# Algebra: Number Theory, Topology, and Vertex Operators

There are seven faculty actively engaged in research in the field of algebra.

**Algebra and Number Theory**

**Robert Boltje** and his students work in the representation theory of finite groups. They are primarily involved with the conjectures of Alperin, Broue and Dade in the theory of "modular representations" of finite groups. Professor Boltje also works in the area of algebraic number theory, where he has developed functorial methods to understand Galois actions on rings of algebraic integers in number fields.

**Bruce Cooperstein** studies finite groups of Lie type, in the context of finite geometries (geometries with a finite number of points and lines) and combinatorics.

**Samit Dasgupta** studies the connections between special values of L-functions, algebraic points on Abelian varieties, and units in number fields. His work uses the theory of p-adic modular forms and Galois representations, and has enabled him to make headway on some central problems in modern number theory. In particular, he has made progress on Stark's conjectures, which are precise versions of Hilbert's 12th problem, and on related conjectures of Gross. These conjectures consist of explicit formulae which express units in number fields in terms of special values of certain L-functions. Dasgupta's work in this area represents significant progress since Stark first made his conjectures in the 1970's. He received a prestigious Research Fellowship from the Alfred P. Sloan Foundation in 2009.

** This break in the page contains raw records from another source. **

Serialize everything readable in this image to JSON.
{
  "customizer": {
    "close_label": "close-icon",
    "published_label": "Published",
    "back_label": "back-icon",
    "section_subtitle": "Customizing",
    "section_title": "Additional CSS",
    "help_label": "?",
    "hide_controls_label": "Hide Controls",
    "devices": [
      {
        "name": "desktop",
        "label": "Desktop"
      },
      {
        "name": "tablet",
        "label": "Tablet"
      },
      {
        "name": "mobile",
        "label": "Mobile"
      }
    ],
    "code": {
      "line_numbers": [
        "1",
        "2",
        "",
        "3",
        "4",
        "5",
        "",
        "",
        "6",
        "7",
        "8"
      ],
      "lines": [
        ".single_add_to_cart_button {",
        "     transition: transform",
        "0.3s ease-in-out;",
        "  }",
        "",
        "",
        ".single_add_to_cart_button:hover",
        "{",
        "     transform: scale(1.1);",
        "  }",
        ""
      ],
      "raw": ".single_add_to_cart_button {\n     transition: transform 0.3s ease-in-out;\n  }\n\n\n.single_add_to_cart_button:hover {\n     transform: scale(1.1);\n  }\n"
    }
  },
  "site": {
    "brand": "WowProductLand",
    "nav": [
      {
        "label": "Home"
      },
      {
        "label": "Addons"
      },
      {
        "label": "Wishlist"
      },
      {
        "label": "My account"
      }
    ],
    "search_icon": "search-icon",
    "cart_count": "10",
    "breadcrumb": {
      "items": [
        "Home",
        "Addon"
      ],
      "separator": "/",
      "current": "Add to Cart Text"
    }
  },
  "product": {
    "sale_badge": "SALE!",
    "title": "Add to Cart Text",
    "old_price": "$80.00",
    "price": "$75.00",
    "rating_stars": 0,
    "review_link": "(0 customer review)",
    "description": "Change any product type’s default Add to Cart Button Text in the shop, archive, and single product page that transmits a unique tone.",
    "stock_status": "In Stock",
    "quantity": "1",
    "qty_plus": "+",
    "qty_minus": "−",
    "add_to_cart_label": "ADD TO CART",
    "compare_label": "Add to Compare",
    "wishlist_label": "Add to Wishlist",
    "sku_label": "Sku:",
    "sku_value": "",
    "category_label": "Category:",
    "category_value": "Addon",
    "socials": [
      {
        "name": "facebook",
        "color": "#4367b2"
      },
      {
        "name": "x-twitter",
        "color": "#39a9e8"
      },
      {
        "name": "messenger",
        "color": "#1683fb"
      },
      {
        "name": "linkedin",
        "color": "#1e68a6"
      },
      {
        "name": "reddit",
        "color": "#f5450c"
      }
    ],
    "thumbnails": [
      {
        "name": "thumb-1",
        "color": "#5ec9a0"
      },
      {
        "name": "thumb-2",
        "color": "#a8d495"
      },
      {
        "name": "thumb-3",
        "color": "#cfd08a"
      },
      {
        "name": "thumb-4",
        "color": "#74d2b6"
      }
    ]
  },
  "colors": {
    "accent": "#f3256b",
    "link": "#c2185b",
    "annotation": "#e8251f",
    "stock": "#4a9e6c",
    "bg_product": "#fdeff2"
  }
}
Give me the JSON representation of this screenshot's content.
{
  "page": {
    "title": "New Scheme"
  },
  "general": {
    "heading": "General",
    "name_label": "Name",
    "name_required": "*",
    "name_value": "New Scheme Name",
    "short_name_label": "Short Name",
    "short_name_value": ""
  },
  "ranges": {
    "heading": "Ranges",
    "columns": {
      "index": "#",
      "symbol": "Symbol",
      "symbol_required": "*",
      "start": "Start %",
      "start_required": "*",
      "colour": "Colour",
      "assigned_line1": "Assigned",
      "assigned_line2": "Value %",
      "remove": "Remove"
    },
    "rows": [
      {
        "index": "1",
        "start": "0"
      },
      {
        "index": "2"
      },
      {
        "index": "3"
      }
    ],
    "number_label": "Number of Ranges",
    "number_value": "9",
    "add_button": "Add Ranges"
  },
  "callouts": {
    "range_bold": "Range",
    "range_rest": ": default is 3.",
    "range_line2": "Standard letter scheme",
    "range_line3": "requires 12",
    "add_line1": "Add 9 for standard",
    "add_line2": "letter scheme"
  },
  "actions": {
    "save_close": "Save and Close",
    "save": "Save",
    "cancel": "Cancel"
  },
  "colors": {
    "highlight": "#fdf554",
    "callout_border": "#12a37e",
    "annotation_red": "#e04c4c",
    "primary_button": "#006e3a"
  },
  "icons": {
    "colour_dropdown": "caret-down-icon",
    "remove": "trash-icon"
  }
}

**Martin Weissman's** research involves the interaction between representation theory, geometry, and number theory. Specifically, he works on automorphic forms and representations, and what is generally known as the Langlands program. Within the Langlands program, he is interested in modular forms on exceptional groups, representations of p-adic groups, and L-functions. Presently he is interested in some foundational questions about automorphic L-functions, interactions between algebraic deformation theory and representations of p-adic groups, and some aspects of Iwasawa theory applied to modular forms.

**Algebraic Topology**

**Hirotaka Tamanoi** works on ideas in algebraic topology inspired by constructions in mathematical physics. His work has ranged from elliptic cohomology (which was given a major impetus by the work of Witten on the relation of the elliptic genus to string theory) to Sullivan's string topology.

**Vertex Operator Algebras**

**Chongying Dong** and **Geoffrey Mason** work in the area of vertex operator algebras. This area has its origins in two-dimensional conformal quantum field theory, and has had important applications to areas of mathematics as far a field as the theory of finite groups and the invariants of knots and of three-manifolds, as well as with topics such as elliptic cohomology, Hopf algebras and tensor categories, Kac-Moody Lie algebras.

They run, with Professor Boltje, the very active Algebra seminar in the department. Professor Mason co-organizes the joint Berkeley-Santa Cruz Lie Groups and Algebra seminar.